In the film, this was one of the things that really struck me. At the end, a man dies and his wife and children have laid out the body. There are flowers on the floor and they spend time with him. I imagine that if he had died in a hospital, they might have sped up this process to free up the space.
People feel they have to do the right thing when they’re in the hospital whether the hospital is busy or not. People are caught in that politeness. Whereas if you have the luxury of dying at home, that time is really precious and you can do whatever you’d like with it.
If you did want to learn more about this process—about taking care of your loved one’s body and handling their death yourself—where would you turn?
There’s an alliance called the National Home Funerals Association (NHFA) with members all over the U.S. But there are smaller organizations everywhere that are generally made up of people who have been home birth campaigners, as well as some nurses and palliative care workers who can see that the current system doesn’t support people. Some people have even worked in the traditional funeral industry and found it very disempowering. They’re all kind, helpful, and caring people, which can be difficult to find in the funeral industry. As you see in the film, they offer eco-friendly coffins and help the family during the time of bereavement and with the disposal of the body.

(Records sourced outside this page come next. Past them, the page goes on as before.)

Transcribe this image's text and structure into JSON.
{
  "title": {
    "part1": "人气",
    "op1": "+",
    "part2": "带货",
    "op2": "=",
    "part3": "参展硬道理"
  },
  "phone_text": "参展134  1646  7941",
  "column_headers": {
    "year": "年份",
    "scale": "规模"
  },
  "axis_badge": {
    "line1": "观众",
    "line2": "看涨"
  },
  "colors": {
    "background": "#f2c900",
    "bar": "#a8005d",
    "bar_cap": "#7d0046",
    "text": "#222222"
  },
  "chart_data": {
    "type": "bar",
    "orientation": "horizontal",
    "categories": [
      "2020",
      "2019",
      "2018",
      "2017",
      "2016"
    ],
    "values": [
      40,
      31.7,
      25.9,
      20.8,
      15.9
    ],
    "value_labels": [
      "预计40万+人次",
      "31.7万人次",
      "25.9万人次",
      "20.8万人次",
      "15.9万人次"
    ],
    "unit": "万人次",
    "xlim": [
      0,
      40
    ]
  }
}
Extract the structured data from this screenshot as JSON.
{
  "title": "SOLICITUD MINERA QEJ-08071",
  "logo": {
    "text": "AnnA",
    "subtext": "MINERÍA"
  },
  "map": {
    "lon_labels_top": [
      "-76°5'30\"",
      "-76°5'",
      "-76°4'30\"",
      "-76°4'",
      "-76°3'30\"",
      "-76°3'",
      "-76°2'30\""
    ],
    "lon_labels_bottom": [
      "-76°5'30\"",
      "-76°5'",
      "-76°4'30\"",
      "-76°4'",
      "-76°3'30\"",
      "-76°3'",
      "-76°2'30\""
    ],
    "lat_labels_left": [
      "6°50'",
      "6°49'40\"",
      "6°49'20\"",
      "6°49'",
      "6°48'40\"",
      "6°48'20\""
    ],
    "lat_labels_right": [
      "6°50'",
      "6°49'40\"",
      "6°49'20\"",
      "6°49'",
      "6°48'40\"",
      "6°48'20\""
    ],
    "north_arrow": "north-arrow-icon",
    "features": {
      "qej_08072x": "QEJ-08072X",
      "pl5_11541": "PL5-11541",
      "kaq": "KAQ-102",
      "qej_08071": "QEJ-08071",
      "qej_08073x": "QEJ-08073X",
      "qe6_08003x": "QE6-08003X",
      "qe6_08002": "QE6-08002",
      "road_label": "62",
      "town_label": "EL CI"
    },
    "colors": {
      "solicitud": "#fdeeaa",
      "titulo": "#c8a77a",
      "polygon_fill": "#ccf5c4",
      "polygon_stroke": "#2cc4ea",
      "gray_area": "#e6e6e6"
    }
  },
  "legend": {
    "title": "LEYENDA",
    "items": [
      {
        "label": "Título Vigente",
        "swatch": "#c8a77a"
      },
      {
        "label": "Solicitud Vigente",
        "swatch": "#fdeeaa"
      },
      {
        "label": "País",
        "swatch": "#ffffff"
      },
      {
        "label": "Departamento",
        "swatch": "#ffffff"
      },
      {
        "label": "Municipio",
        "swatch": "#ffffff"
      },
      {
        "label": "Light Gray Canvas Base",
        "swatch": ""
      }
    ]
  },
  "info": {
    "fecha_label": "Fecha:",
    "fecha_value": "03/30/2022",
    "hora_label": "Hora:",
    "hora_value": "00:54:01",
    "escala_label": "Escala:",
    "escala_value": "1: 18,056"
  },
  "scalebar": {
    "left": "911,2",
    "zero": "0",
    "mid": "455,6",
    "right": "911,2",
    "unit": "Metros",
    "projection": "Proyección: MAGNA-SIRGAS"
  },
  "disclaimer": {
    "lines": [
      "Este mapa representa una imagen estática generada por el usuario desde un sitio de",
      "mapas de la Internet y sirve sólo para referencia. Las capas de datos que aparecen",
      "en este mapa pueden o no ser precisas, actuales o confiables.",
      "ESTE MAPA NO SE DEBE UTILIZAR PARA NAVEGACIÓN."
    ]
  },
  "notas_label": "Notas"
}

I recently taught at a workshop in Santa Cruz, and afterward, people said, “Wow, we had no idea all of this was possible.” This movement means that when you go to the funeral director, you won’t just take what they give you. You will be able to go in there armed with a list of questions about the services they offer, what is possible, and what you would like. It’s a bit like going to a travel agent. If you walked into a travel agent, you wouldn’t say, “Okay, what do I do?” You would say, “I want to go to Paris and I want to stay somewhere reasonable,” and the travel agent would give you some options. But the funeral director will, often, put you on a conveyor belt and at the end you get a bill.
In both the funeral industry and in medicine, we have so little information, and we entrust the process to experts in both cases.
Yes, you’ve got these medical programs with people wired up to machines. Every now and again, someone says, “No, I don’t want that. I don’t need to keep going with the chemo. I know I’m going to die—I want to have quality of the time I’ve got left.” And as soon as someone makes that decision, they’re on a different path. It’s not unusual. People do this every day. But families, I think, are so bombarded by the medical system’s idea that you have to keep people alive. So we really need to reclaim dying as a natural process. Death is not a failure. It’s actually our birthright to live well and to die well, even if we die on the side of the road.
Zen and the Art of Dying was released in Australia and New Zealand on Sept. 8. The film will be released worldwide on Oct. 8.